Tant d’orgueil seyait mal cependant à un institut qui avait eu le malheur de ne pas satisfaire aux intentions de ses fondateurs et de ses bienfaiteurs, et qui n’avait plus droit à l’existence, depuis que la prise des dernières forteresses chrétiennes de Syrie avait supprimé sa raison d’être. Saint-Jean-d’Acre, le dernier port de la chrétienté latine en Asie, tomba entre les mains de l’ennemi en 1291; et bien que le maître du Temple, Guillaume de Beaujeu, eût été tué sur les murailles avec cinq cents de ses chevaliers, ce désastre excita en Europe une recrudescence de mépris pour les ordres militaires de terre-sainte. Depuis cent ans, l’Occident, étonné et affligé des continuels revers de la bonne cause dans les pays d’outre-mer, n’avait déjà que trop appris à les attribuer à la décadence des templiers et des hospitaliers, à leurs querelles jalouses, et même à leur traîtrise. Il était bien naturel d’ailleurs que des soupçons s’élevassent contre eux. Leurs qualités mêmes de prudence réfléchie, acquises par une expérience chèrement payée des hommes et des choses de l’Orient, les exposaient à la méfiance des pèlerins ignorans et enthousiastes, choqués de les voir opiner toujours en faveur de la temporisation et des solutions diplomatiques. De fausses rumeurs circulaient parmi les chrétiens, comme dans les armées en déroute. Un franciscain anglais déclara aux enquêteurs de Clément V qu’il avait entendu dire à un chevalier que les templiers prévenaient le Soudan des mouvemens des armées chrétiennes. On racontait en Saintonge que le maître Guillaume de Beaujeu, le défenseur de Saint-Jean-d’Acre, avait été un ami des Sarrasins, et que « l’ordre ne s’était si longtemps maintenu outre-mer que grâce à la protection du Soudan. » D’après une tradition très répandue, un maître du Temple, ayant été captivé par les musulmans, n’avait été remis en liberté qu’en leur promettant d’introduire dans son ordre certaines coutumes détestables : « Et c’est depuis ce temps-là, dit un témoin du diocèse de Lyon, que les Soudans ont, paraît-il, tant de bienveillance pour les templiers et qu’ils les aident de toutes leurs forces. »
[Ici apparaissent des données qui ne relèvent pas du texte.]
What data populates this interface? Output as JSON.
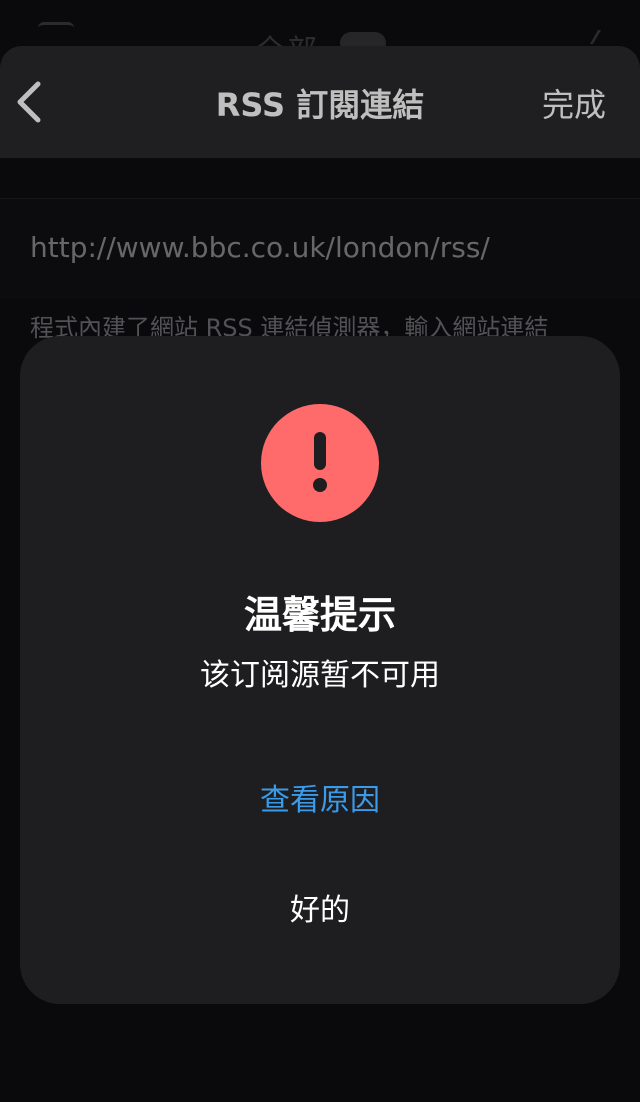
{
  "background_app": {
    "title": "全部"
  },
  "nav": {
    "back_icon": "chevron-left-icon",
    "title": "RSS 訂閱連結",
    "done_label": "完成"
  },
  "feed": {
    "url": "http://www.bbc.co.uk/london/rss/",
    "hint": "程式內建了網站 RSS 連結偵測器，輸入網站連結"
  },
  "dialog": {
    "icon": "exclamation-circle-icon",
    "title": "温馨提示",
    "message": "该订阅源暂不可用",
    "reason_label": "查看原因",
    "ok_label": "好的"
  },
  "colors": {
    "alert_icon": "#ff6b6b",
    "link": "#3b9be8",
    "dialog_bg": "#1e1e20",
    "nav_bg": "#2a2a2c"
  }
}
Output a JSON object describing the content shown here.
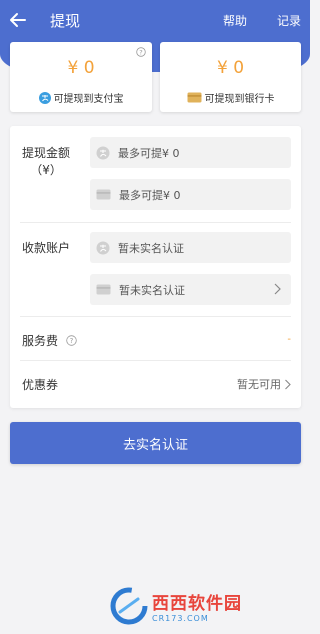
{
  "header": {
    "title": "提现",
    "help_label": "帮助",
    "record_label": "记录"
  },
  "cards": {
    "alipay": {
      "amount": "¥ 0",
      "label": "可提现到支付宝"
    },
    "bank": {
      "amount": "¥ 0",
      "label": "可提现到银行卡"
    }
  },
  "form": {
    "amount_label": "提现金额\n（¥）",
    "alipay_amount_placeholder": "最多可提¥ 0",
    "bank_amount_placeholder": "最多可提¥ 0",
    "account_label": "收款账户",
    "alipay_account_text": "暂未实名认证",
    "bank_account_text": "暂未实名认证",
    "fee_label": "服务费",
    "fee_value": "-",
    "coupon_label": "优惠券",
    "coupon_value": "暂无可用"
  },
  "submit_label": "去实名认证",
  "watermark": {
    "main": "西西软件园",
    "sub": "CR173.COM"
  },
  "colors": {
    "accent": "#4d6ecf",
    "amount": "#f3a23a",
    "alipay": "#3a9ee0",
    "bank": "#e0b25a"
  }
}
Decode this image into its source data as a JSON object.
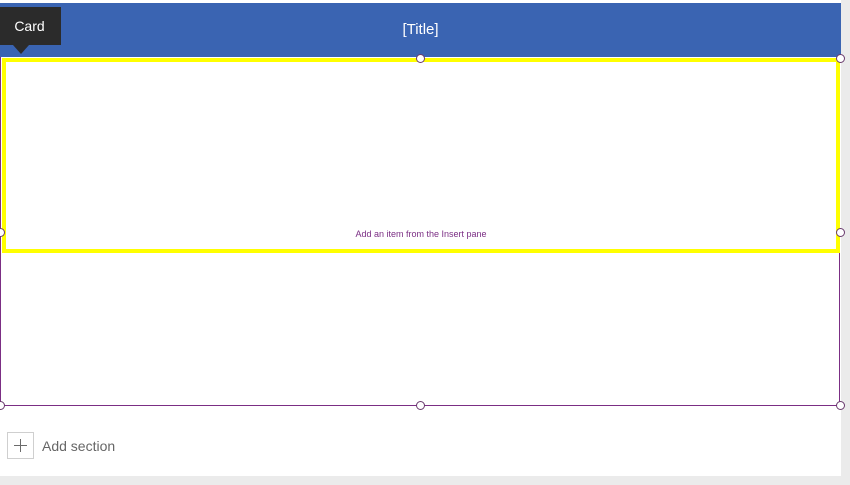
{
  "header": {
    "title": "[Title]",
    "background_color": "#3a64b2"
  },
  "tooltip": {
    "label": "Card"
  },
  "card": {
    "placeholder": "Add an item from the Insert pane",
    "selection_color": "#ffff00"
  },
  "form": {
    "border_color": "#7b2e84"
  },
  "footer": {
    "add_section_label": "Add section",
    "add_icon": "plus-icon"
  }
}
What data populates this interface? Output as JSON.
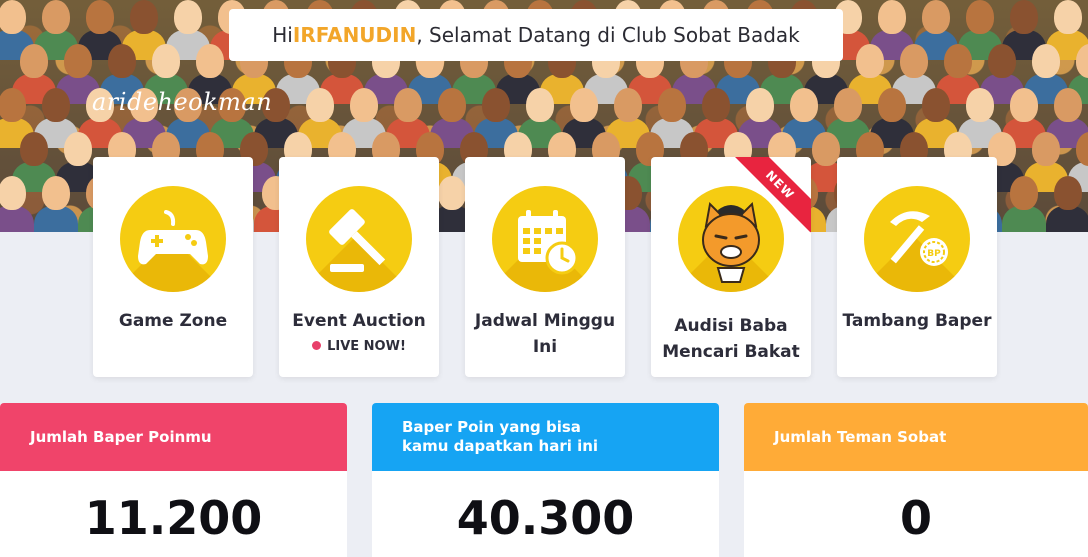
{
  "greeting": {
    "prefix": "Hi ",
    "name": "IRFANUDIN",
    "suffix": ", Selamat Datang di Club Sobat Badak"
  },
  "signature": "arideheokman",
  "menu": [
    {
      "label": "Game Zone",
      "icon": "gamepad-icon"
    },
    {
      "label": "Event Auction",
      "icon": "gavel-icon",
      "status": "LIVE NOW!"
    },
    {
      "label": "Jadwal Minggu Ini",
      "icon": "calendar-clock-icon"
    },
    {
      "label": "Audisi Baba Mencari Bakat",
      "icon": "cat-mascot-icon",
      "badge": "NEW"
    },
    {
      "label": "Tambang Baper",
      "icon": "pickaxe-coin-icon"
    }
  ],
  "stats": [
    {
      "title": "Jumlah Baper Poinmu",
      "value": "11.200",
      "color": "#f0446a"
    },
    {
      "title": "Baper Poin yang bisa kamu dapatkan hari ini",
      "value": "40.300",
      "color": "#16a4f3"
    },
    {
      "title": "Jumlah Teman Sobat",
      "value": "0",
      "color": "#ffab37"
    }
  ],
  "colors": {
    "accent": "#f2a62a",
    "icon_circle": "#f5cc12",
    "live_dot": "#e8406a",
    "new_ribbon": "#e8243f"
  }
}
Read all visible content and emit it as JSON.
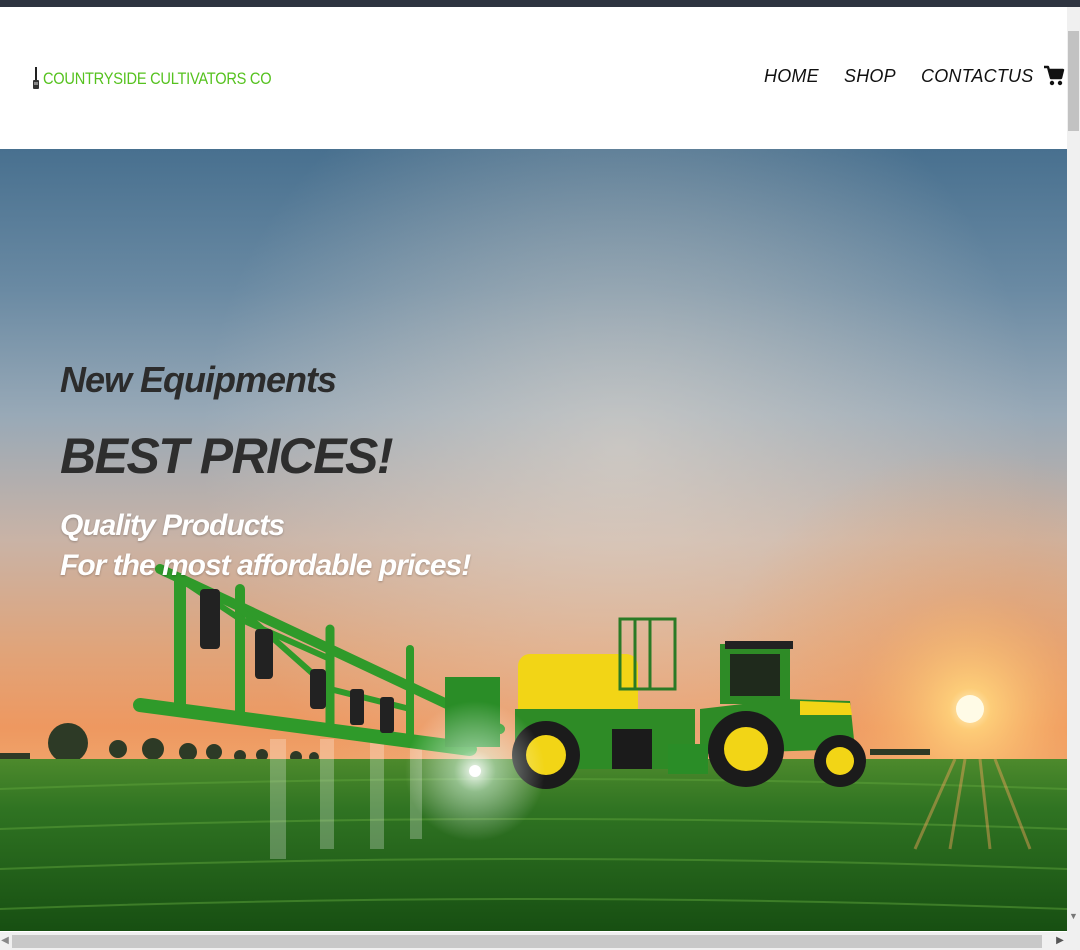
{
  "brand": {
    "name": "COUNTRYSIDE CULTIVATORS CO",
    "accent_color": "#56c21f"
  },
  "nav": {
    "items": [
      {
        "label": "HOME"
      },
      {
        "label": "SHOP"
      },
      {
        "label": "CONTACTUS"
      }
    ],
    "cart_icon": "shopping-cart-icon"
  },
  "hero": {
    "line1": "New Equipments",
    "line2": "BEST PRICES!",
    "line3": "Quality Products",
    "line4": "For the most affordable prices!",
    "image_subject": "green farm sprayer and tractor in a field at sunset"
  }
}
Détestés à cause de leur orgueilleuse prospérité, soupçonnés à cause de leurs défaites, les chevaliers avaient accumulé contre eux, au commencement du XIVe siècle, des préjugés opiniâtres. Il leur aurait fallu, pour se maintenir, assez de sagesse pour prévoir et déjouer la calomnie, assez de vertu pour décourager la médisance.